Second to last day! Let’s go!
Today’s guest contributor is Melissa Febos, who is the author of the memoir, Whip Smart, and the essay collection, Abandon Me. Her second essay collection, Girlhood — which is freaking amazing — is available for pre-order.
“Today, I woke up at 5:50 a.m. to go for a long run and then to write. Let me be clear: I am not a morning person, have never been a morning person. I am a person who likes to putter and fuss and think and list and read deep into the night. However, since NYC has been sheltering in place and my partner and I have been stuck inside our two-bedroom apartment in Brooklyn, the early morning is the safest time to go for a long run outside—before there are people swarming the park and sidewalks in various degrees of maskedness or unmaskedness. So, I have forced myself to get up much earlier than my body prefers and to my surprise, I have fallen madly in love with the early morning. It is so quiet. It is the most still that I feel in a day. I have never seen the streets of my city as empty as they are these days at 6 a.m. Lately, they have been strewn with the hand-drawn signs of those who spent their evening demanding justice for Black lives.
For the first few weeks of homeboundedness, I was too overcome by despair and a sense of nihilism to write. Now, I have returned to the work and it is waking something in me, as it has done so many times before. At this point in my life, I cannot separate my writing practice from my psychic survival. It is as necessary to me as any of the other things I do to avoid destroying myself or being consumed by the extreme fuckery of human life on this planet, among them therapy, running, twelve-step meetings, truly intimate connections with humans and other animals, and actions to manifest the world I want to live in. Writing ranks at the top of that list. It is simultaneously a place that I go for respite, and a place that I go to find myself and what I think and feel about the world. So, I always find a way to come back to it.
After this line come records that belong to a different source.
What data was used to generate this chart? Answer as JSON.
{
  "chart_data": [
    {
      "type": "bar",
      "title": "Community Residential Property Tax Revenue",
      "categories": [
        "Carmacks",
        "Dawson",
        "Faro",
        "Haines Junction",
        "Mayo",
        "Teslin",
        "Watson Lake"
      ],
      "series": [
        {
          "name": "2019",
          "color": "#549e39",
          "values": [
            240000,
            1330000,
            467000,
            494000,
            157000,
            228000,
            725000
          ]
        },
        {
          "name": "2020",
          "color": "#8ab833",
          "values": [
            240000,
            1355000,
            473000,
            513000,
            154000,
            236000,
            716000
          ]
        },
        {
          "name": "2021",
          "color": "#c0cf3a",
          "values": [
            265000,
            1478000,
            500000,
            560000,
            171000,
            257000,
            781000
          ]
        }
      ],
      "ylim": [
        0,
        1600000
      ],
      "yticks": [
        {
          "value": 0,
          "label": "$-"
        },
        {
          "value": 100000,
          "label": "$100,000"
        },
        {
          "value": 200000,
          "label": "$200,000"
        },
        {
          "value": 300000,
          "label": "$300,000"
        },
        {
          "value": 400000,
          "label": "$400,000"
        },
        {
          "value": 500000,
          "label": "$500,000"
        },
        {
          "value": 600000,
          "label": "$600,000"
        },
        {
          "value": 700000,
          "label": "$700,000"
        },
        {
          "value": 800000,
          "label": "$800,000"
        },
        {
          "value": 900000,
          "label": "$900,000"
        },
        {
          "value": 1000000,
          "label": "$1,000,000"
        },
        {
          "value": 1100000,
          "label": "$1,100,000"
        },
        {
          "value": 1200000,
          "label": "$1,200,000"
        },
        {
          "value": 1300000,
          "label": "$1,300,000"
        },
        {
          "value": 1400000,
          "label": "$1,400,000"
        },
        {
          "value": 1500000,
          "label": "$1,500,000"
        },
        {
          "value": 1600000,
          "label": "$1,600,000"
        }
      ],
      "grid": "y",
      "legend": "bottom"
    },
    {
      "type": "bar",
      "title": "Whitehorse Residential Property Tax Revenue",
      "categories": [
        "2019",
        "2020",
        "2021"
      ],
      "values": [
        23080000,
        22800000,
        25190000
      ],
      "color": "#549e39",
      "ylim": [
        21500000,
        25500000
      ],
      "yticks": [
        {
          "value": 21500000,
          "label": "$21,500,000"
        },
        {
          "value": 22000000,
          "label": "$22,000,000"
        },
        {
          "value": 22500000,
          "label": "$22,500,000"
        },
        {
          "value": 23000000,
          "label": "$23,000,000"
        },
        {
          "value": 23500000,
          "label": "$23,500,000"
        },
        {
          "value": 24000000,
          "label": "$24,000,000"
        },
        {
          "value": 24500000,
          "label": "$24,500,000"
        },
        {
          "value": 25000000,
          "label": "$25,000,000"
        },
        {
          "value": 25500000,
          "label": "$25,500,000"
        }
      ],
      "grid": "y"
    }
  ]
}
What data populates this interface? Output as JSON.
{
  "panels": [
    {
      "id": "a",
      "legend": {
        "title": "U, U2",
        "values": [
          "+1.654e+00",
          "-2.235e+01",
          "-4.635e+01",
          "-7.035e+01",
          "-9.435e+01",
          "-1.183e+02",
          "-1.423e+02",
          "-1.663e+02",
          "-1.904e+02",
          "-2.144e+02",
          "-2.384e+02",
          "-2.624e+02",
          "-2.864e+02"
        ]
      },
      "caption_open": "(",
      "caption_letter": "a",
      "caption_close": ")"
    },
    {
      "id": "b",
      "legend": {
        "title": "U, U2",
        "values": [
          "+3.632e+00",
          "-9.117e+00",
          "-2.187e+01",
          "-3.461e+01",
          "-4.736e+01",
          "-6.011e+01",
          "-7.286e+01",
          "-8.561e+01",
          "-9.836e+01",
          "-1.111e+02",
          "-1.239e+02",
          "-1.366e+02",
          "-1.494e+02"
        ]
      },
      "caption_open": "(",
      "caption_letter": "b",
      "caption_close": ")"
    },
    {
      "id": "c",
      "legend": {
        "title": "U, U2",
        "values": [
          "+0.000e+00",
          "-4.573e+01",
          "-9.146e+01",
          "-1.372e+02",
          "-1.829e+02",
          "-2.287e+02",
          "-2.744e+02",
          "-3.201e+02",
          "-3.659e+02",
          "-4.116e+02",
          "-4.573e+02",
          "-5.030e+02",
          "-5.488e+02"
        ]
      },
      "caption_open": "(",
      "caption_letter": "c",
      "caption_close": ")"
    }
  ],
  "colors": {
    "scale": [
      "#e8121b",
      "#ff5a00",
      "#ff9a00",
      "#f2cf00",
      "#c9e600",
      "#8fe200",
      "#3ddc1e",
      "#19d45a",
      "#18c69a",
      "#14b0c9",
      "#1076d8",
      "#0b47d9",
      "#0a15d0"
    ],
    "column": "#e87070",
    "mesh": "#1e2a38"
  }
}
When I was struggling to return to the page, I was dogged by the question Who cares? It is always a relevant question, but in this case it was an expression of my own failure to imagine a near future where anyone gave a shit about any of the ideas that I’d had before things got to their present intensity. It was helpful for me to ask myself: what do you care about right now? Or, what are you curious about right now? Because under my feelings of anxiety, dread, anger, and helplessness, curiosity always remains—sometimes I just have to grope around a bit to find it. While I no longer felt curious about most of my own pre-pandemic ideas, there was one that still sparked my interest, that scared me a little in that way that demands scrutiny. I held a paper to that spark and watched it flame.
The point is, I found my own curiosity. It helped me back to the page and it helped me crack the carapace of fear that had grown around my heart in effort to protect it. So, today, I wonder, what are you curious about? What has the power to open you, to wake you even just a little bit? Maybe tomorrow morning, we can write into the silence together.”